The 2016 coming of Bass Coast rung in a new era of sound for the BC festival. This year the festival expanded once again by welcoming thousands of additional guests to the grounds in Merritt, BC. The festival has been cultivating its reputation as a hub for local and international DJs to flex their muscles for years now, and the 8th edition proved no different. On June 8th, 2016 hundreds of visual artists, musicians, and gold-bedizened attendees flocked to the idyllic festival grounds to be wrapped in a warm blanket of talent. With its perfectly curated lineup, commendable push for gender equality, and notably intimate feel Bass Coast is clearly not your average festival.
Throughout Bass Coast the four stages were constantly dressed in high-quality music. The Cantina Stage, the smallest of the stages, was the place to be for daytime grooves. It hosted a myriad of music with acts like Dubconscious bouncing dancehall beats on the eve of the festival, and the Night Vision showcase providing a much needed disco-and-house-powered tank refuel.
In contrast, the mainstage shined brightest at night time. The stage held a massive wall of LED screens and complemented the music with additional performances from dancers, acrobats and more. The mainstage allowed for instrumentation which encouraged the sultry sounds of Humans, the funky funk of the Funk Hunters live show, and a dozen other unique acts. But without a doubt, the peak of the main stage’s insanity was during the annual set from one of Bass Coast’s beloved mothers, The Librarian. The Librarian slung a mind melting string of deep dubstep at the crowd while her emcee gracefully layered rap and hype overtop it.
On the other end of the festival grounds, the Slay Bay and Radio stages swapped Bass music and House music depending on the day. On Friday the Radio stage featured four hours of grooves from the Vancouver house collective, Pacific Rhythm, which rotated between head man Dj D.Dee and several other Vancouver DJs. That night was Bass night over in Slay Bay, with Machinedrum, and others, banging bass out of their midi pads. The following days the sounds switched and it was Bass at radio and House in the Slaybay. This movement of sounds across the festival’s time and space allowed genre entrenched ravers to feel at home at a different stage every night while sampling the wide range of production.

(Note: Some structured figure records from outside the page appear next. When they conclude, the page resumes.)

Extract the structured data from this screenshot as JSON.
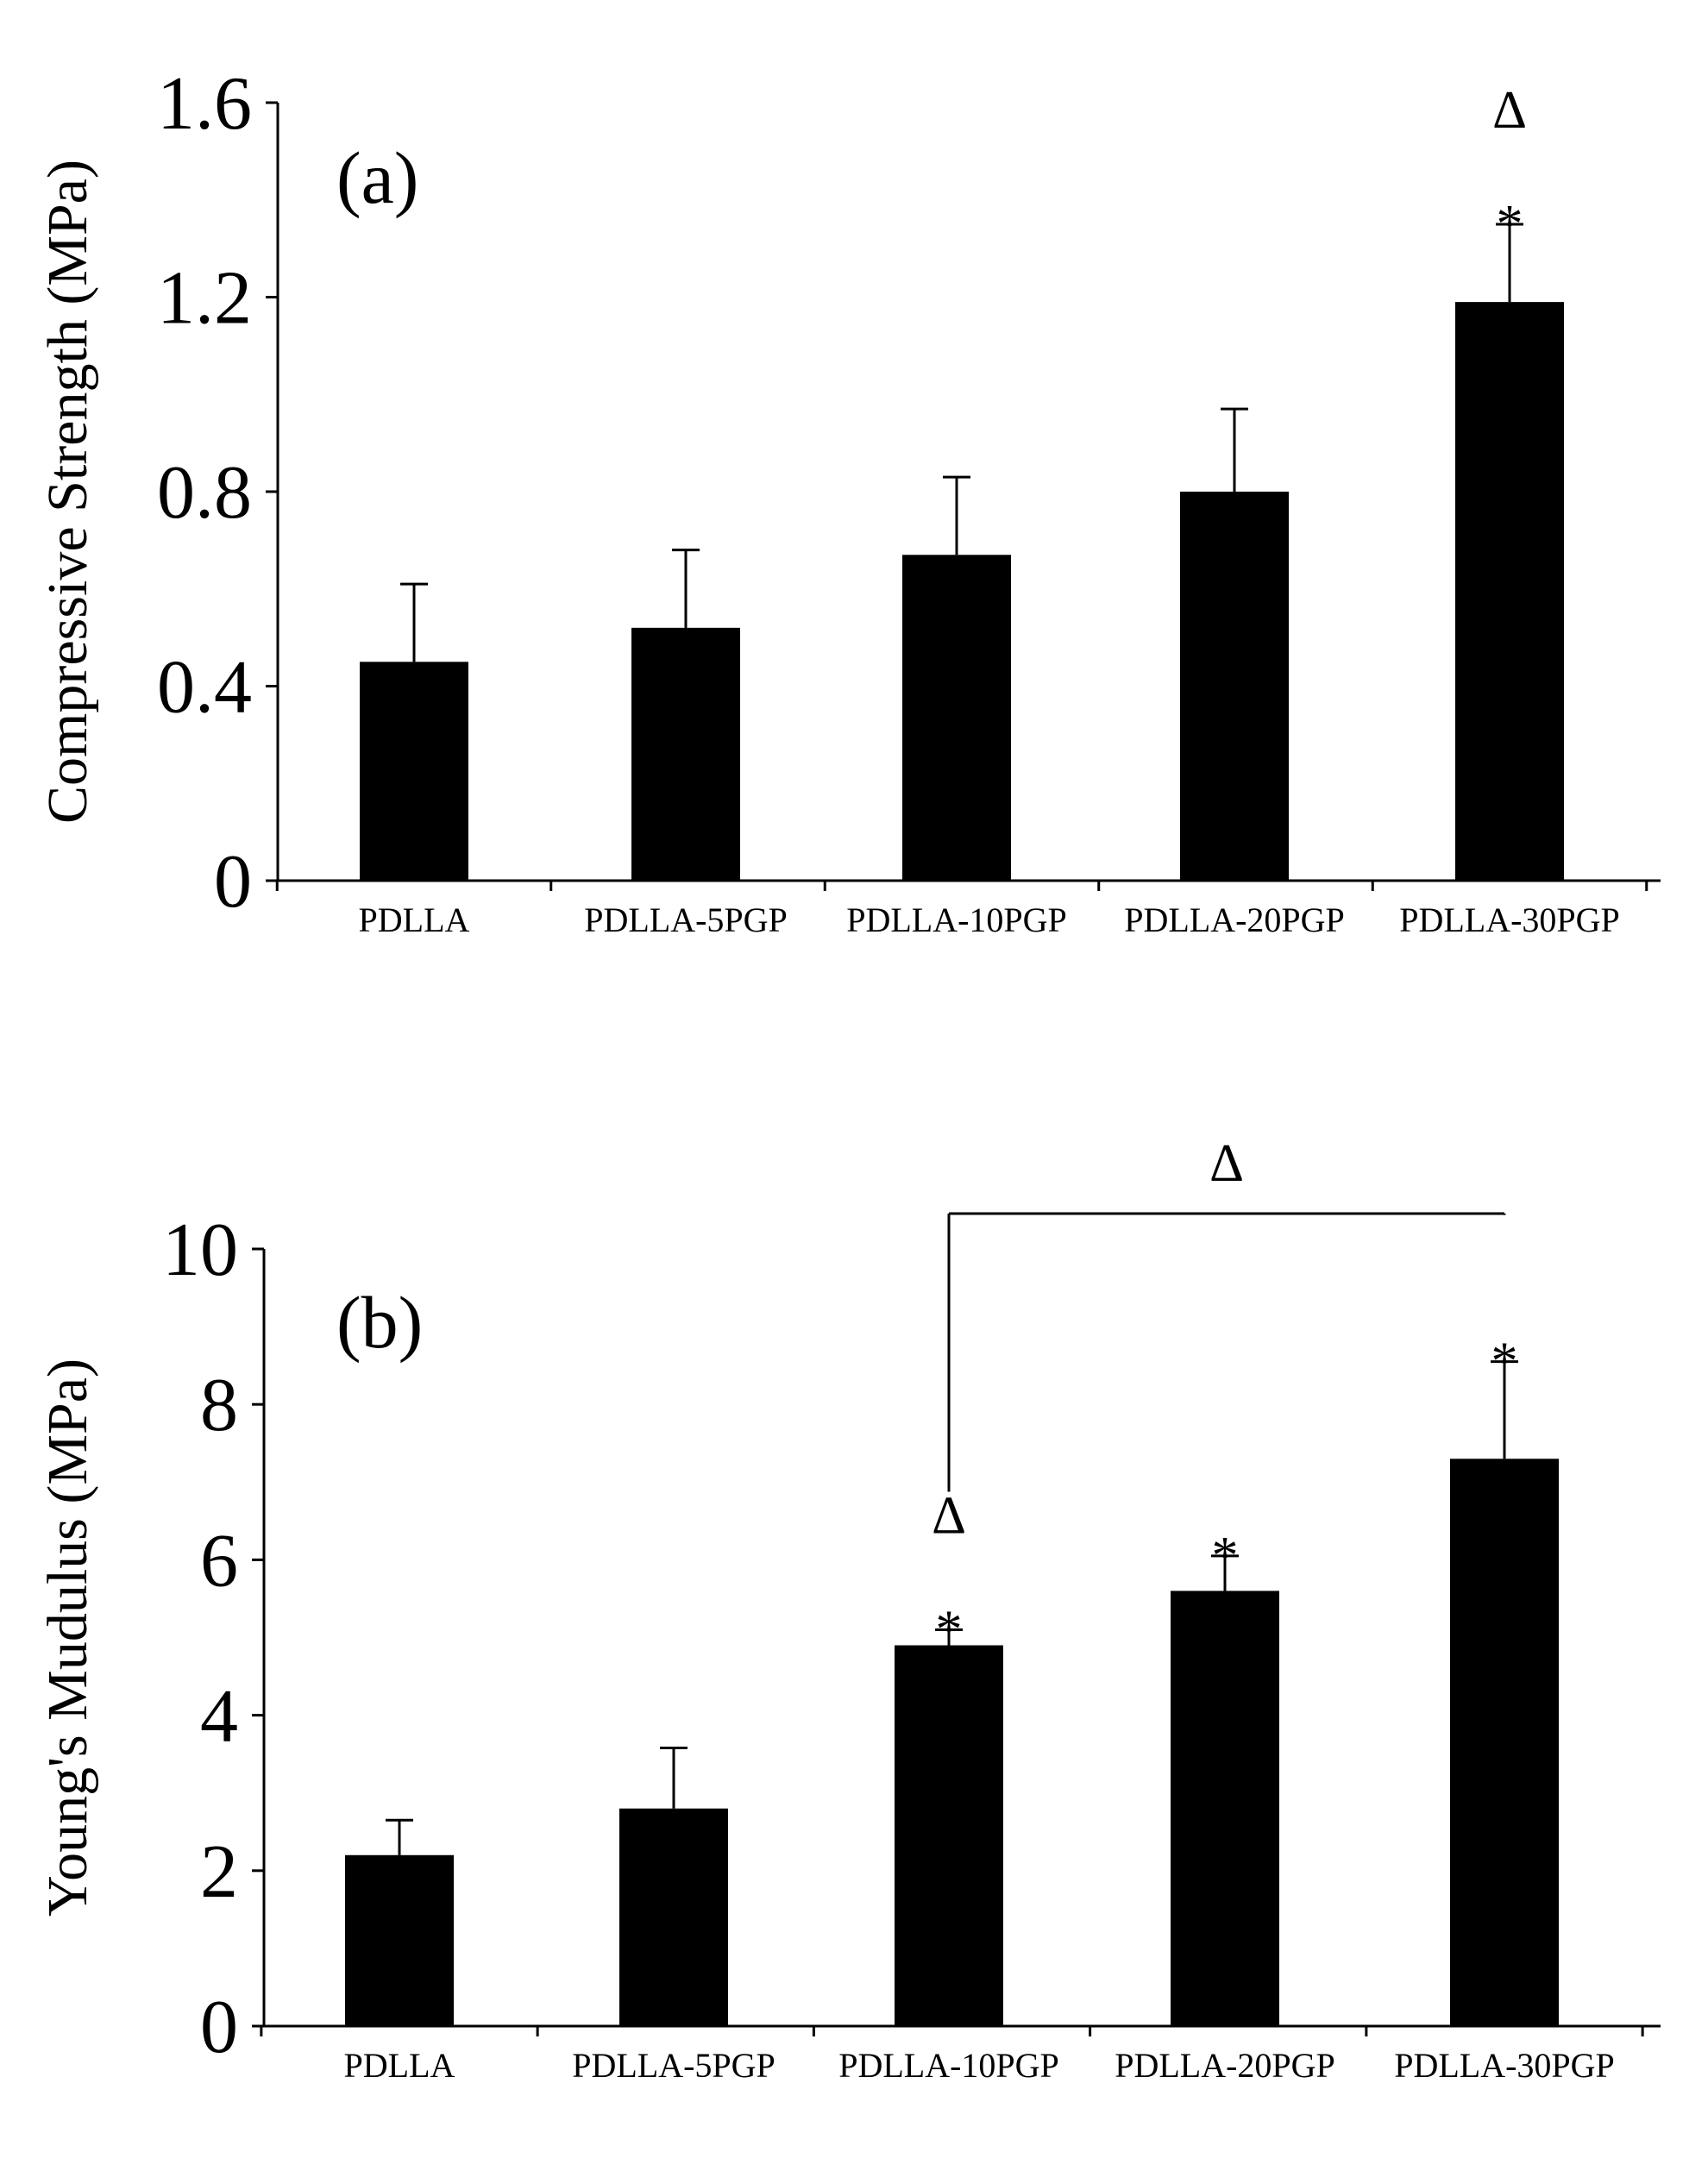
{
  "chart_data": [
    {
      "type": "bar",
      "panel_label": "(a)",
      "categories": [
        "PDLLA",
        "PDLLA-5PGP",
        "PDLLA-10PGP",
        "PDLLA-20PGP",
        "PDLLA-30PGP"
      ],
      "values": [
        0.45,
        0.52,
        0.67,
        0.8,
        1.19
      ],
      "errors": [
        0.16,
        0.16,
        0.16,
        0.17,
        0.16
      ],
      "ylabel": "Compressive Strength (MPa)",
      "xlabel": "",
      "ylim": [
        0,
        1.6
      ],
      "yticks": [
        0,
        0.4,
        0.8,
        1.2,
        1.6
      ],
      "ytick_labels": [
        "0",
        "0.4",
        "0.8",
        "1.2",
        "1.6"
      ],
      "grid": false,
      "color": "#000000",
      "annotations": [
        {
          "category": "PDLLA-30PGP",
          "marks": [
            "*",
            "Δ"
          ]
        }
      ]
    },
    {
      "type": "bar",
      "panel_label": "(b)",
      "categories": [
        "PDLLA",
        "PDLLA-5PGP",
        "PDLLA-10PGP",
        "PDLLA-20PGP",
        "PDLLA-30PGP"
      ],
      "values": [
        2.2,
        2.8,
        4.9,
        5.6,
        7.3
      ],
      "errors": [
        0.45,
        0.78,
        0.2,
        0.45,
        1.25
      ],
      "ylabel": "Young's Mudulus (MPa)",
      "xlabel": "",
      "ylim": [
        0,
        10
      ],
      "yticks": [
        0,
        2,
        4,
        6,
        8,
        10
      ],
      "ytick_labels": [
        "0",
        "2",
        "4",
        "6",
        "8",
        "10"
      ],
      "grid": false,
      "color": "#000000",
      "annotations": [
        {
          "category": "PDLLA-10PGP",
          "marks": [
            "*",
            "Δ"
          ]
        },
        {
          "category": "PDLLA-20PGP",
          "marks": [
            "*"
          ]
        },
        {
          "category": "PDLLA-30PGP",
          "marks": [
            "*"
          ]
        }
      ],
      "brackets": [
        {
          "from": "PDLLA-10PGP",
          "to": "PDLLA-30PGP",
          "label": "Δ"
        }
      ]
    }
  ]
}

Music aside, Bass Coast represents a changing era in dance music by giving female artists and organizers some of the spotlight they deserve. Gender equality in Dance music has been swept under the rug for years, and a quick look at the proportion of female DJs performing at music festivals demonstrates that few major festivals care to remedy such a prolific issue. Fortunately, events like Bass Coast are clearly demonstrating that this inequality is unwarranted and that a strong (or at least equal) female presence is not only just, but serves to support the inclusive environment that dance music was built upon. Without headliners like Avalon Emerson, The Librarian, Octo Octa and more, Bass Coast would have missed out on some damn good music. For these reasons, ravers should be crossing their fingers that organizers worldwide follow Bass Coast’s lead and begin to book acts based solely on what really matters: sheer talent.
The aforementioned gender equality and display of local talent were just a couple of the things that helped to produce the undeniably intimate feel of the festival. Canadian production giants ‘PK sound’ adorned each stage so that one could embrace the distinct PK flavour of bass across the festival, and the small scale of the site guaranteed that the same smiling faces attendees saw yesterday would be there again today. Moreover, the music was constantly matching the feel of the environment: the disco and funk that kissed drained ravers in the morning flowed into dark techno in the nights, and the fast paced drum and bass in the nights morphed into downtempo bass during the rainy sunrises. Everything about Bass Coast catered to the mood so that the coasters could all feel most at home.
This festival is prudently shoving its foot in the door of the music festival world and is making waves by drawing in lovers and dancers instead of fame-obsessed partiers. Every year more Canadians will find their way to this magical place and leave with a few words ringing in their head: “Bass Coast. Every year.”